I was also frustrated to see this removed. However I’ve found I can get pretty much the exact same result using custom slash commands. Just put all your mode instructions into a cursor command and “/” mention it at the start of your chat.
You can also add a cursor rule to use custom commands when conditions you define are met i.e. “always”, “when the user mentions x, y, z” etc.
I think in many ways its similar.. but there is a certain level of control inherent to programmatically forbidding the ai agent to call tools and therefore save tokens used in both unwanted tool calls as well as the processing of the results of those unwanted tool calls..

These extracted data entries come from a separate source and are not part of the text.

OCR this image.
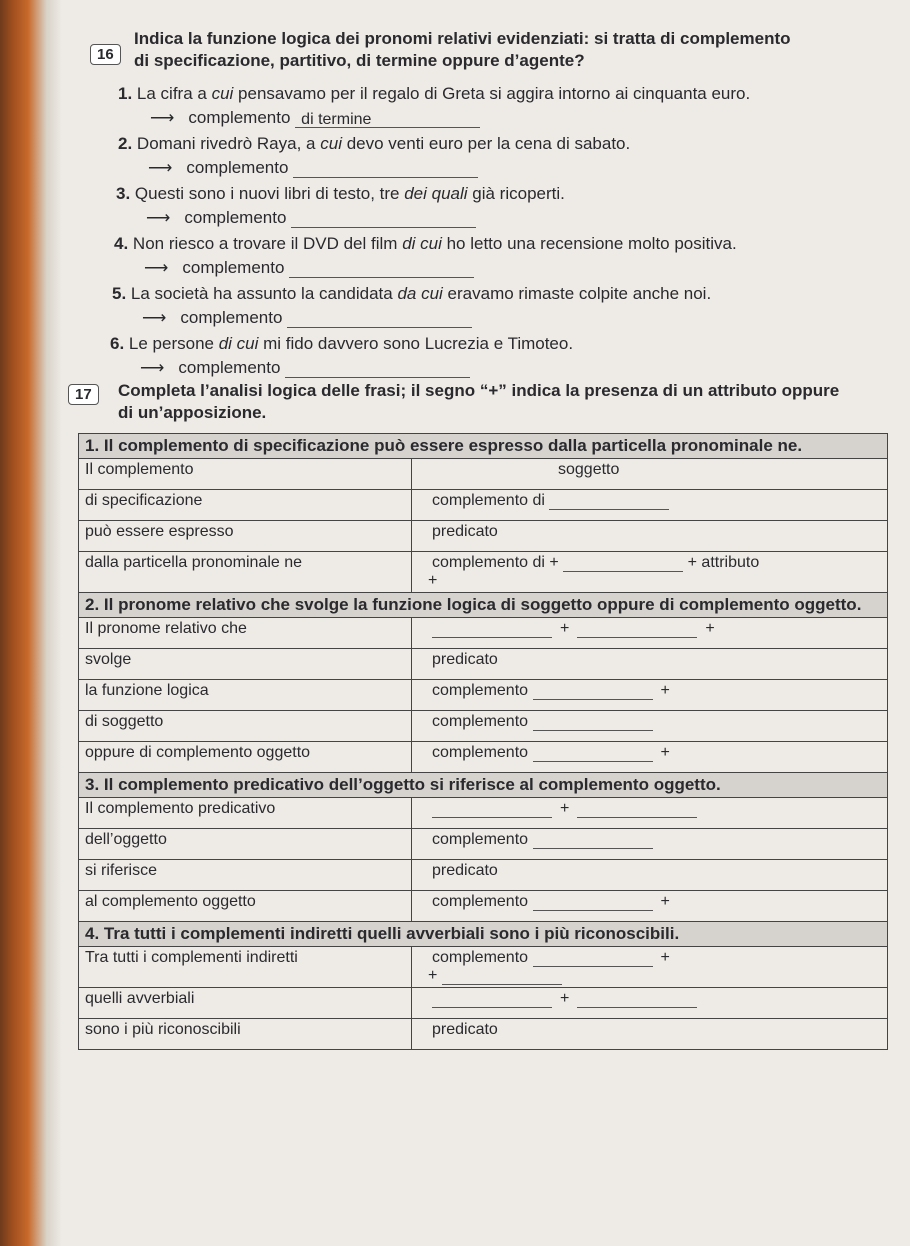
16
Indica la funzione logica dei pronomi relativi evidenziati: si tratta di complemento
di specificazione, partitivo, di termine oppure d’agente?
1. La cifra a cui pensavamo per il regalo di Greta si aggira intorno ai cinquanta euro.
⟶ complemento di termine
2. Domani rivedrò Raya, a cui devo venti euro per la cena di sabato.
⟶ complemento
3. Questi sono i nuovi libri di testo, tre dei quali già ricoperti.
⟶ complemento
4. Non riesco a trovare il DVD del film di cui ho letto una recensione molto positiva.
⟶ complemento
5. La società ha assunto la candidata da cui eravamo rimaste colpite anche noi.
⟶ complemento
6. Le persone di cui mi fido davvero sono Lucrezia e Timoteo.
⟶ complemento
17	Completa l’analisi logica delle frasi; il segno “+” indica la presenza di un attributo oppure
di un’apposizione.
1. Il complemento di specificazione può essere espresso dalla particella pronominale ne.	
Il complemento	soggetto
di specificazione	complemento di
può essere espresso	predicato
dalla particella pronominale ne	complemento di + + attributo
+

2. Il pronome relativo che svolge la funzione logica di soggetto oppure di complemento oggetto.	
Il pronome relativo che	+ +
svolge	predicato
la funzione logica	complemento +
di soggetto	complemento
oppure di complemento oggetto	complemento +
3. Il complemento predicativo dell’oggetto si riferisce al complemento oggetto.	
Il complemento predicativo	+
dell’oggetto	complemento
si riferisce	predicato
al complemento oggetto	complemento +
4. Tra tutti i complementi indiretti quelli avverbiali sono i più riconoscibili.	
Tra tutti i complementi indiretti	complemento +
+

quelli avverbiali	+
sono i più riconoscibili	predicato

This simple feature saved mindful users significant volumes of tokens. It also provided piece of mind to the end user that in that mode, the agent was constrained. This in turn supported the creation of workflows to optimize the process by those who were willing to leverage it to make repeatable processes for their teams…
Workflows, that I would argue would only speed AI augmented development and community adoption in the future.. Applying constraints within a rule works most the time.. but its not 100%, custom modes gave us that.

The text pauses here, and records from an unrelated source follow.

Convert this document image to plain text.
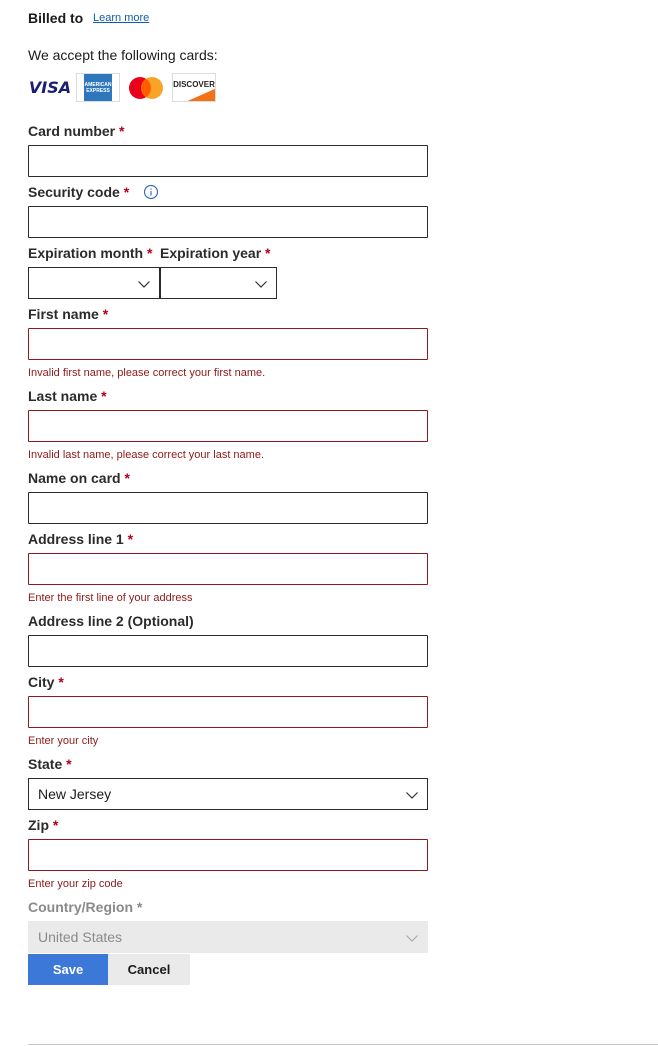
Billed to Learn more
We accept the following cards:
VISA	AMERICAN
EXPRESS
DISCOVER
Card number *
Security code *
Expiration month * Expiration year *
First name *
Invalid first name, please correct your first name.
Last name *
Invalid last name, please correct your last name.
Name on card *
Address line 1 *
Enter the first line of your address
Address line 2 (Optional)
City *
Enter your city
State *
New Jersey
Zip *
Enter your zip code
Country/Region *
United States
Save	Cancel
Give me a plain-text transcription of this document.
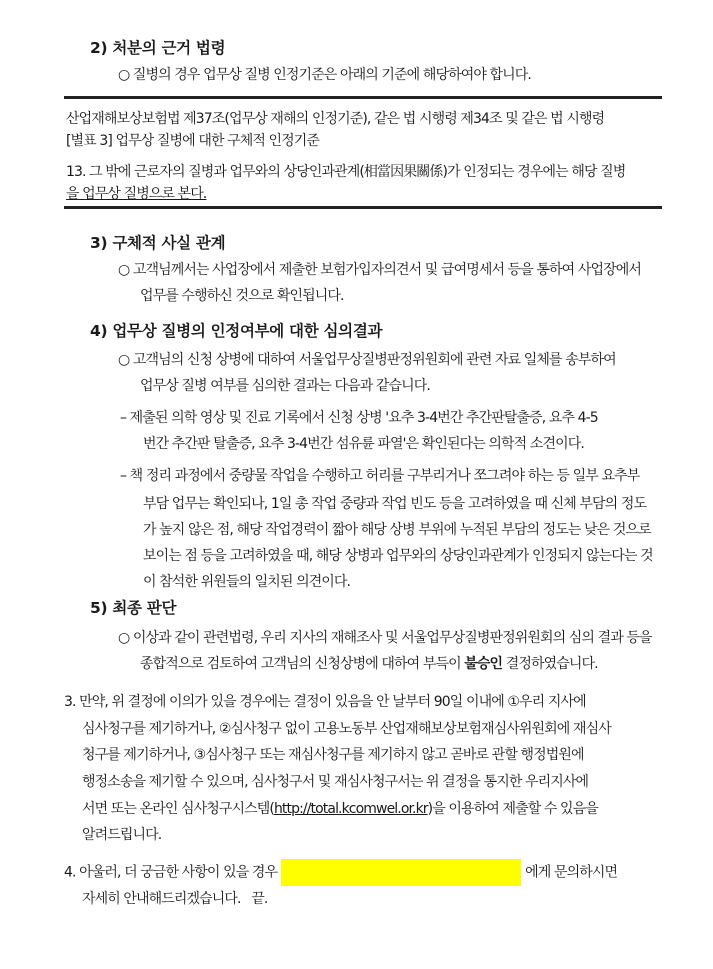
2) 처분의 근거 법령
○ 질병의 경우 업무상 질병 인정기준은 아래의 기준에 해당하여야 합니다.
산업재해보상보험법 제37조(업무상 재해의 인정기준), 같은 법 시행령 제34조 및 같은 법 시행령
[별표 3] 업무상 질병에 대한 구체적 인정기준
13. 그 밖에 근로자의 질병과 업무와의 상당인과관계(相當因果關係)가 인정되는 경우에는 해당 질병
을 업무상 질병으로 본다.
3) 구체적 사실 관계
○ 고객님께서는 사업장에서 제출한 보험가입자의견서 및 급여명세서 등을 통하여 사업장에서
업무를 수행하신 것으로 확인됩니다.
4) 업무상 질병의 인정여부에 대한 심의결과
○ 고객님의 신청 상병에 대하여 서울업무상질병판정위원회에 관련 자료 일체를 송부하여
업무상 질병 여부를 심의한 결과는 다음과 같습니다.
– 제출된 의학 영상 및 진료 기록에서 신청 상병 '요추 3-4번간 추간판탈출증, 요추 4-5
번간 추간판 탈출증, 요추 3-4번간 섬유륜 파열'은 확인된다는 의학적 소견이다.
– 책 정리 과정에서 중량물 작업을 수행하고 허리를 구부리거나 쪼그려야 하는 등 일부 요추부
부담 업무는 확인되나, 1일 총 작업 중량과 작업 빈도 등을 고려하였을 때 신체 부담의 정도
가 높지 않은 점, 해당 작업경력이 짧아 해당 상병 부위에 누적된 부담의 정도는 낮은 것으로
보이는 점 등을 고려하였을 때, 해당 상병과 업무와의 상당인과관계가 인정되지 않는다는 것
이 참석한 위원들의 일치된 의견이다.
5) 최종 판단
○ 이상과 같이 관련법령, 우리 지사의 재해조사 및 서울업무상질병판정위원회의 심의 결과 등을
종합적으로 검토하여 고객님의 신청상병에 대하여 부득이 불승인 결정하였습니다.
3. 만약, 위 결정에 이의가 있을 경우에는 결정이 있음을 안 날부터 90일 이내에 ①우리 지사에
심사청구를 제기하거나, ②심사청구 없이 고용노동부 산업재해보상보험재심사위원회에 재심사
청구를 제기하거나, ③심사청구 또는 재심사청구를 제기하지 않고 곧바로 관할 행정법원에
행정소송을 제기할 수 있으며, 심사청구서 및 재심사청구서는 위 결정을 통지한 우리지사에
서면 또는 온라인 심사청구시스템(http://total.kcomwel.or.kr)을 이용하여 제출할 수 있음을
알려드립니다.
4. 아울러, 더 궁금한 사항이 있을 경우	에게 문의하시면
자세히 안내해드리겠습니다.   끝.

Today is December the second, yet no replies or updates about it, will Team Cursor ever respond or anything about Custom Modes anymore? At least as gift for the holiday
I’m so sure this will not harm the product nor decrease any value or peformance
Condor responded on the bug ticket “they are working on something… but its not ready”. Which might be … something . But I guess what really burns me here is product management 101, you don’t burn features without a plan… kind of like you don’t develop a feature without a plan… Cursor, your in the big leagues now… your going to have to start acting like it.
This was the intention - migrating custom modes to slash commands, which have been much more widely adopted and reliable (custom modes allowed picking tools, but many custom modes never configured tools, which is why we went down the custom modes to commands migration path; also, removing tools from models sometimes lead them to worse results).

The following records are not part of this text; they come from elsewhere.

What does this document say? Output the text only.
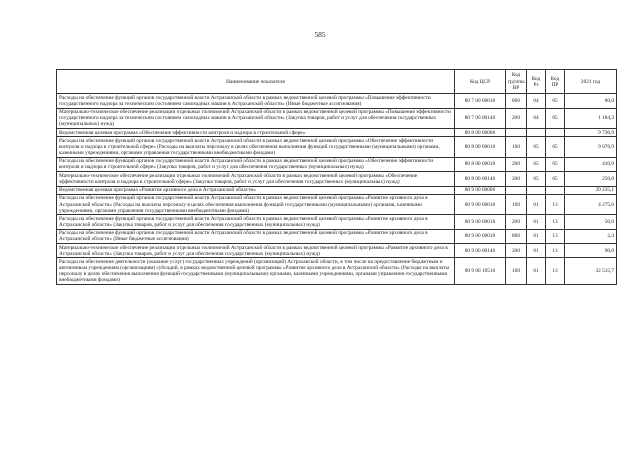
585
Наименование показателя	Код ЦСР	Код группы ВР	Код Рз	Код ПР	2021 год
Расходы на обеспечение функций органов государственной власти Астраханской области в рамках ведомственной целевой программы «Повышение эффективности государственного надзора за техническим состоянием самоходных машин в Астраханской области» (Иные бюджетные ассигнования)	80 7 00 00010	800	04	05	80,0
Материально-техническое обеспечение реализации отдельных полномочий Астраханской области в рамках ведомственной целевой программы «Повышение эффективности государственного надзора за техническим состоянием самоходных машин в Астраханской области» (Закупка товаров, работ и услуг для обеспечения государственных (муниципальных) нужд)	80 7 00 00140	200	04	05	1 184,3
Ведомственная целевая программа «Обеспечение эффективности контроля и надзора в строительной сфере»	80 8 00 00000				9 736,9
Расходы на обеспечение функций органов государственной власти Астраханской области в рамках ведомственной целевой программы «Обеспечение эффективности контроля и надзора в строительной сфере» (Расходы на выплаты персоналу в целях обеспечения выполнения функций государственными (муниципальными) органами, казенными учреждениями, органами управления государственными внебюджетными фондами)	80 8 00 00010	100	05	05	9 076,9
Расходы на обеспечение функций органов государственной власти Астраханской области в рамках ведомственной целевой программы «Обеспечение эффективности контроля и надзора в строительной сфере» (Закупка товаров, работ и услуг для обеспечения государственных (муниципальных) нужд)	80 8 00 00010	200	05	05	410,0
Материально-техническое обеспечение реализации отдельных полномочий Астраханской области в рамках ведомственной целевой программы «Обеспечение эффективности контроля и надзора в строительной сфере» (Закупка товаров, работ и услуг для обеспечения государственных (муниципальных) нужд)	80 8 00 00140	200	05	05	250,0
Ведомственная целевая программа «Развитие архивного дела в Астраханской области»	80 9 00 00000				39 235,1
Расходы на обеспечение функций органов государственной власти Астраханской области в рамках ведомственной целевой программы «Развитие архивного дела в Астраханской области» (Расходы на выплаты персоналу в целях обеспечения выполнения функций государственными (муниципальными) органами, казенными учреждениями, органами управления государственными внебюджетными фондами)	80 9 00 00010	100	01	13	4 275,0
Расходы на обеспечение функций органов государственной власти Астраханской области в рамках ведомственной целевой программы «Развитие архивного дела в Астраханской области» (Закупка товаров, работ и услуг для обеспечения государственных (муниципальных) нужд)	80 9 00 00010	200	01	13	50,0
Расходы на обеспечение функций органов государственной власти Астраханской области в рамках ведомственной целевой программы «Развитие архивного дела в Астраханской области» (Иные бюджетные ассигнования)	80 9 00 00010	800	01	13	2,4
Материально-техническое обеспечение реализации отдельных полномочий Астраханской области в рамках ведомственной целевой программы «Развитие архивного дела в Астраханской области» (Закупка товаров, работ и услуг для обеспечения государственных (муниципальных) нужд)	80 9 00 00140	200	01	13	90,0
Расходы на обеспечение деятельности (оказание услуг) государственных учреждений (организаций) Астраханской области, в том числе на предоставление бюджетным и автономным учреждениям (организациям) субсидий, в рамках ведомственной целевой программы «Развитие архивного дела в Астраханской области» (Расходы на выплаты персоналу в целях обеспечения выполнения функций государственными (муниципальными) органами, казенными учреждениями, органами управления государственными внебюджетными фондами)	80 9 00 10510	100	01	13	32 515,7
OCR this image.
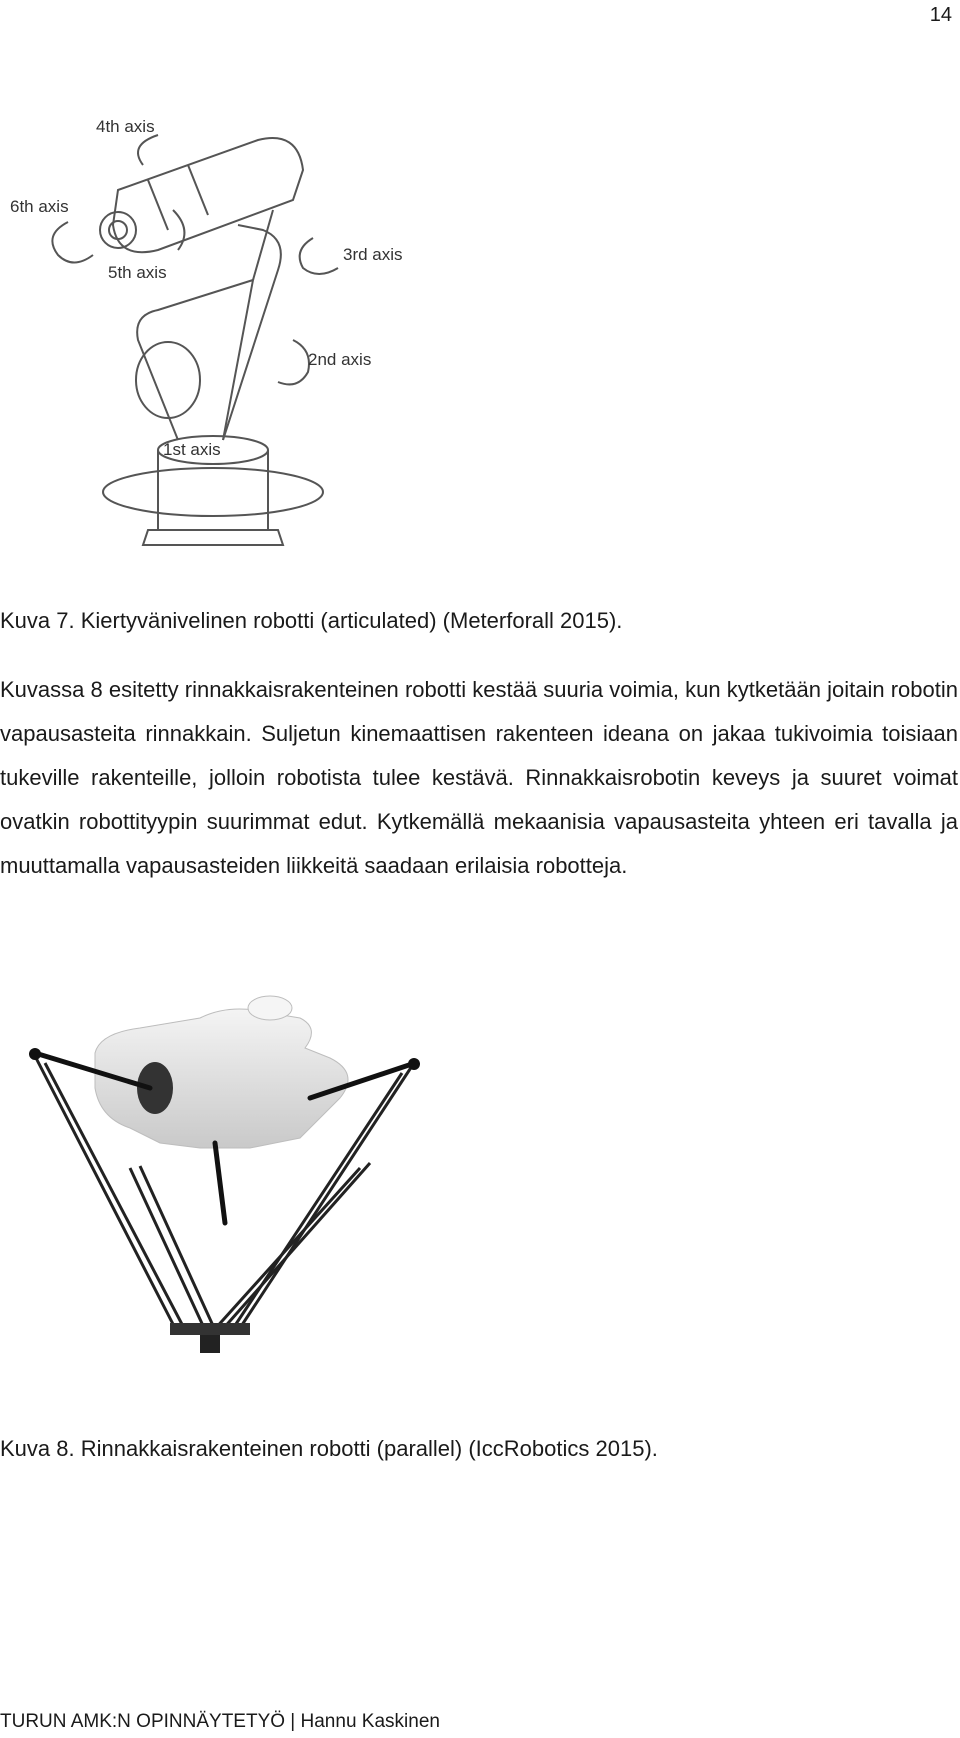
14
4th axis
6th axis
5th axis
3rd axis
2nd axis
1st axis
Kuva 7. Kiertyvänivelinen robotti (articulated) (Meterforall 2015).

Kuvassa 8 esitetty rinnakkaisrakenteinen robotti kestää suuria voimia, kun kytketään joitain robotin vapausasteita rinnakkain. Suljetun kinemaattisen rakenteen ideana on jakaa tukivoimia toisiaan tukeville rakenteille, jolloin robotista tulee kestävä. Rinnakkaisrobotin keveys ja suuret voimat ovatkin robottityypin suurimmat edut. Kytkemällä mekaanisia vapausasteita yhteen eri tavalla ja muuttamalla vapausasteiden liikkeitä saadaan erilaisia robotteja.

Kuva 8. Rinnakkaisrakenteinen robotti (parallel) (IccRobotics 2015).
TURUN AMK:N OPINNÄYTETYÖ | Hannu Kaskinen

Slash commands don’t last for the entire chat. That is the biggest problem. Having to do that every time is a waste of time. Additionally, having the mode shown in the UI helps me differentiate between which agent I am using (I usually have multiple chats open at once with different modes). In addition, slash commands don’t automatically switch the model to the one you want for that system prompt. You’ve traded tools designed for organized code generation for tools designed for yolo vibe coding. Ridiculous
I think the problem is Cursor has grown too quick, and they dont have product team or the product culture established.. they have product developers. It has gotten them this far.. But it won’t continue to work if they don’t have someone at the reigns to prioritize features and capabilities, as well as establish their brand now that they have established their differentiator. Instead, they seam to be “feature hunting” without having clear goals to support their differing userbase. Enterprise development shops, small team indies, 1 man freelancers, hobbyists and vibe coders with close to no code experience, they all have different needs and wants from the product. Right now, cursor appears to be addressing all of them badly instead of zeroing in and stabilizing on what they have been doing right, instead of chasing the new hot feature. Its a bummer, because I really think they have something here that could be truly industry breaking… if they don’t seriously hurt themselves (or their customers) through self-inflicted cuts.
I agree with Jordan. Slash commands do not last. Custom mode persistence with visual feedback and separation allowed me to create a full workflow for team rollout, 2 weeks before I do the rollout this happens. I am very frustrated.
Sad part is, I asked cursor plan mode chat, what the hell to do now, it pretty much said advocate to cursor to get this back as there is no alternative to easily get my custom mode functionality back.